Jennewein was born on June 5, 1910, in Bath, S.D., and grew up on the Hat Ranch near Bison. He married Marjorie Bullock in 1933, and the couple would have two daughters, Linova and Sylvia.
Jennewein worked various jobs throughout his life, and the first was as a rural schoolteacher near Bison. He graduated from Northern State Teachers College at Aberdeen in 1935, after which he relocated to Pierre to work as district director of employment for the Works Progress Administration. “Throughout the 1940s and 1950s, he served in the United States Army, as state director of recreation for the Federal Works Agency in Mitchell, chief clerk of the post engineers at the Black Hills Ordnance Depot in Igloo, and district property officer for the Bureau of Reclamation at Huron,” the article states. “In 1953, Jennewein and his family settled in Mitchell, where he taught history and English at Dakota Wesleyan University until his death in 1968.”

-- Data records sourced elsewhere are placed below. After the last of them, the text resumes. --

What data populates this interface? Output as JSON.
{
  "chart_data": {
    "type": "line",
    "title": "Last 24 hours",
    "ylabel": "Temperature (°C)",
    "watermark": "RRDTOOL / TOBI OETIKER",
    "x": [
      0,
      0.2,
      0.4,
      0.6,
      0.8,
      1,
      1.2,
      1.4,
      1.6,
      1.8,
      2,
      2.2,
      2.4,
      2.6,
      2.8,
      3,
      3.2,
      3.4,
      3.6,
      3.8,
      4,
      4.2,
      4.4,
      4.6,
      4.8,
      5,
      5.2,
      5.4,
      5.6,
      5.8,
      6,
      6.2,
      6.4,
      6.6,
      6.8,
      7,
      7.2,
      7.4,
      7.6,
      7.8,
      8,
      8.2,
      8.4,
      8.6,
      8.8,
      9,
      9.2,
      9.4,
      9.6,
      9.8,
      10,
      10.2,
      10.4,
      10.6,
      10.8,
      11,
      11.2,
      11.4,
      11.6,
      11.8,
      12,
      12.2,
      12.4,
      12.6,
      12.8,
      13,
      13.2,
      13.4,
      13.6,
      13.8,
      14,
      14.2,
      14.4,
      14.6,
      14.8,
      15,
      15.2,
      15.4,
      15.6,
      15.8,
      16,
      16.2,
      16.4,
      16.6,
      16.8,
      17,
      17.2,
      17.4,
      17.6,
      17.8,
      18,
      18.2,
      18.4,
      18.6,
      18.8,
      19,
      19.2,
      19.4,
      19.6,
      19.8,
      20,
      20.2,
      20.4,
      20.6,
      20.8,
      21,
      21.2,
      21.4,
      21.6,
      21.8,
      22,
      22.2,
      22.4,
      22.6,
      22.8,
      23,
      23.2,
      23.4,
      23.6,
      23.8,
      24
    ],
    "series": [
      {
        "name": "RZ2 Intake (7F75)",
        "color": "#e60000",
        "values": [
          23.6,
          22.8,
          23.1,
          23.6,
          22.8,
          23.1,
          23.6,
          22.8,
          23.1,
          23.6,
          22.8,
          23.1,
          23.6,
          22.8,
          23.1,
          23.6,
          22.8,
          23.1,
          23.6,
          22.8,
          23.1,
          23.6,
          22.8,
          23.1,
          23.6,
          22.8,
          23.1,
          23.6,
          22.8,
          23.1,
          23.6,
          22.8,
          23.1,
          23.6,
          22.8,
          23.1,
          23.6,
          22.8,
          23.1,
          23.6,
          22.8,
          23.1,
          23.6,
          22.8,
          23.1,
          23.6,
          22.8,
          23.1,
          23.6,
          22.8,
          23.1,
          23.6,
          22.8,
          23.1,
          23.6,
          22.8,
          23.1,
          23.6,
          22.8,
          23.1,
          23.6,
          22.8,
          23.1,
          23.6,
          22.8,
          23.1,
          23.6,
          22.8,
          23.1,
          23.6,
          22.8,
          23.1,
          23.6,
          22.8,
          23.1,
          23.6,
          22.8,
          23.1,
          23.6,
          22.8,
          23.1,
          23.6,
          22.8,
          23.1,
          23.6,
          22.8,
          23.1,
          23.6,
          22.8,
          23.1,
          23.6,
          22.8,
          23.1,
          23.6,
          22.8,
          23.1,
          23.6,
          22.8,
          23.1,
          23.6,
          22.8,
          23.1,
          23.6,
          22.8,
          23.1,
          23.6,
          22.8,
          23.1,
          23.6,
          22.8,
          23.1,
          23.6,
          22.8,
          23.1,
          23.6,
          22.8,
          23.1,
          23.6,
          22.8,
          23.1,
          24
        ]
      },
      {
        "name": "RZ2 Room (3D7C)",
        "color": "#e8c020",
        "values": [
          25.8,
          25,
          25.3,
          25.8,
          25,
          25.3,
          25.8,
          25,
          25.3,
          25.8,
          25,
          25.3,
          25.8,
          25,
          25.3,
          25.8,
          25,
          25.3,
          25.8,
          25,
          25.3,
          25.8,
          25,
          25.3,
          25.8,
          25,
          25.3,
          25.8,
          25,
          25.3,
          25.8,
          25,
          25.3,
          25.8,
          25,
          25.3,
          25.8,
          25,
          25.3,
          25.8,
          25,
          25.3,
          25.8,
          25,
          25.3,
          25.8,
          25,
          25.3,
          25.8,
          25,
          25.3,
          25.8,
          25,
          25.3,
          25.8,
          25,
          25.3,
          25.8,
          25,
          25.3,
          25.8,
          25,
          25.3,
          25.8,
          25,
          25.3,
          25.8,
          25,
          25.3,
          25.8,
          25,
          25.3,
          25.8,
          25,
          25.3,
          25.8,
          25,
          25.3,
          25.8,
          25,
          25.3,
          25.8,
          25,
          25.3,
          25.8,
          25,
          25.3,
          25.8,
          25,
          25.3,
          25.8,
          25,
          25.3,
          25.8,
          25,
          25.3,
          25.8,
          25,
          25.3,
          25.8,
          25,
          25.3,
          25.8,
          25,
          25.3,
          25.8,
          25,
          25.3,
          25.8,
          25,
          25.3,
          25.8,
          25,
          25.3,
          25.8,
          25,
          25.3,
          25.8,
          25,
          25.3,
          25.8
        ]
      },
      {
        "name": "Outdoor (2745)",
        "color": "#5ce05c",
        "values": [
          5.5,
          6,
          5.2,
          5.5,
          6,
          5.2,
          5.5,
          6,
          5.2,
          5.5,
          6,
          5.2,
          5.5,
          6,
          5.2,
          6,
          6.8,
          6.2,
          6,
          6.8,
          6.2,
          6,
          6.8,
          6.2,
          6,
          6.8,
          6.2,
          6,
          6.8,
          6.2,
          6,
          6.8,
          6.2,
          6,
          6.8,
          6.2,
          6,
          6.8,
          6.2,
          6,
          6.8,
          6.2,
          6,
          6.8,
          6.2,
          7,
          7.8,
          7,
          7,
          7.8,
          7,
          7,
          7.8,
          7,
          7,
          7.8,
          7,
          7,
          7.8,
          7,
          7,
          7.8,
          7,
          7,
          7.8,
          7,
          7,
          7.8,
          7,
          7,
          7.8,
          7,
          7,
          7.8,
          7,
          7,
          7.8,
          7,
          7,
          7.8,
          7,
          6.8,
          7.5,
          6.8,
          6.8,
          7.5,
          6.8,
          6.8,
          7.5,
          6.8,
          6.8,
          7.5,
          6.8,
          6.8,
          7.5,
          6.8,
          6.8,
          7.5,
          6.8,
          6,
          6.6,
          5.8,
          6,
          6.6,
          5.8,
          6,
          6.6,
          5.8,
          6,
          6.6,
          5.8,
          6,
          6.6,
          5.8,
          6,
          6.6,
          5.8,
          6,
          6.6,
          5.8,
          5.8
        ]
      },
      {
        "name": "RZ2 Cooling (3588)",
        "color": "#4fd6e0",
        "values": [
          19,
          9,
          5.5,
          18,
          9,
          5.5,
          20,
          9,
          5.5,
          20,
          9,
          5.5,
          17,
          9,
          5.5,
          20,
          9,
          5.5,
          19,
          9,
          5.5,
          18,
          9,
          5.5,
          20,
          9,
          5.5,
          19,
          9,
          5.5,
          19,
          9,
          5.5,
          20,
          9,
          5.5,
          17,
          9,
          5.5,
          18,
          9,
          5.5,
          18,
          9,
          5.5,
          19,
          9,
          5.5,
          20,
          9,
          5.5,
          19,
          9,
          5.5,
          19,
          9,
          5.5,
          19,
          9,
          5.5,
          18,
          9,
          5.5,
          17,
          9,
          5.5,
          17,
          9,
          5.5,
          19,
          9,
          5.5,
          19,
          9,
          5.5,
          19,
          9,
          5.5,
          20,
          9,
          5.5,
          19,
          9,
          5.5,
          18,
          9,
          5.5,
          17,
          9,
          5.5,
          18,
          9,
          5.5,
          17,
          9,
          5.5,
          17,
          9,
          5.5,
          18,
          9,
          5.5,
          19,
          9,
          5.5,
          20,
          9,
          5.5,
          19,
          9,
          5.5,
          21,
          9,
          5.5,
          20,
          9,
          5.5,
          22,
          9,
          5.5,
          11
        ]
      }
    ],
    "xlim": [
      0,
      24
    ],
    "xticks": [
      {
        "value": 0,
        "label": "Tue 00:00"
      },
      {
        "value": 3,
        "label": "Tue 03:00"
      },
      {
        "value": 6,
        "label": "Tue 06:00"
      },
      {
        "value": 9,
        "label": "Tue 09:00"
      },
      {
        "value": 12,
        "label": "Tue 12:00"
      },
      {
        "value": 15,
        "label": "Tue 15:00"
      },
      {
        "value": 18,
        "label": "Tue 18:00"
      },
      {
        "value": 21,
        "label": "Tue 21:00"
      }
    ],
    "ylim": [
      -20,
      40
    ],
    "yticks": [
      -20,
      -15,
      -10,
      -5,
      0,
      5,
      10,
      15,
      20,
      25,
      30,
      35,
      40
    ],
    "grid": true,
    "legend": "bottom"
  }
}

The article describes that Jennewein’s father, Fred, was an avid collector of cowboy memorabilia, and this sparked Jennewein’s interested in western history. The South Dakota Hall of Fame, to which he was inducted in the general category in 1978, describes that other interests included photography, lecturing, book collecting, antiques, antique cars, and writing, all of which started when he was young. “Their home was filled with antiques,” the website states. “Finally the town of Bison built a rammed earth museum to house the Jennewein collection. Leonard’s father, Fred, was curator until he died, when it was moved to the basement of the Custer State Park Museum. (Leonard’s) Family vacations were always planned around locating and photographing historical sites, monuments, interviewing people of interest and, of course, visiting every museum possible.”
Jennewein’s love of history translated into many publications that he wrote, including “Calamity Jane of the Western Trails,” “Prelude to Barbed Wire,” and “Black Hills Book Trails,” and he co-edited “Dakota Panorama,” a collection of historical essays commemorating the centennial of Dakota Territory.
“As executive secretary of the Friends of the Middle Border, Jennewein tirelessly collected and documented artifacts for the organization’s museum in College Hall on the Dakota Wesleyan campus, both before and after fire destroyed the building in 1955. Now named the Dakota Discovery Museum, the facility is located near the Dakota Wesleyan campus, where the Jennewein Western History collection is housed at the university’s McGovern Library,” the article describes.
During his life, Jennewein was involved in numerous historical organizations and received various honors and awards. “A noted lecturer, he was frequently called upon to emcee events across the state. The City of Mitchell named Jennewein Park in his honor in 1968, and he was inducted into the South Dakota Hall of Fame in 1978,” the article states.
The South Dakota Hall of Fame website describes that Jennewein was a member of North and South Dakota Historical Society, Montana and Colorado Historical Society, Mississippi Valley Historical Association, American History Association, national Congress of American Indians, South Dakota Institute of Indian Studies, National Council Teachers of English, Phi Kappa Phi, South Dakota Education Association, American Legion, and Sigma Tau Delta. “Teaching the college students was not a chore,” the website states. “He loved it. Every day was an exciting challenge. Students say he made history come alive, especially when he was teaching South Dakota and the Midwest.”
Jennewein died on Jan. 4, 1968, and is buried in the American Legion Cemetery in Mitchell.
This is a week to celebrate our history — I hope everyone had a happy Independence Day!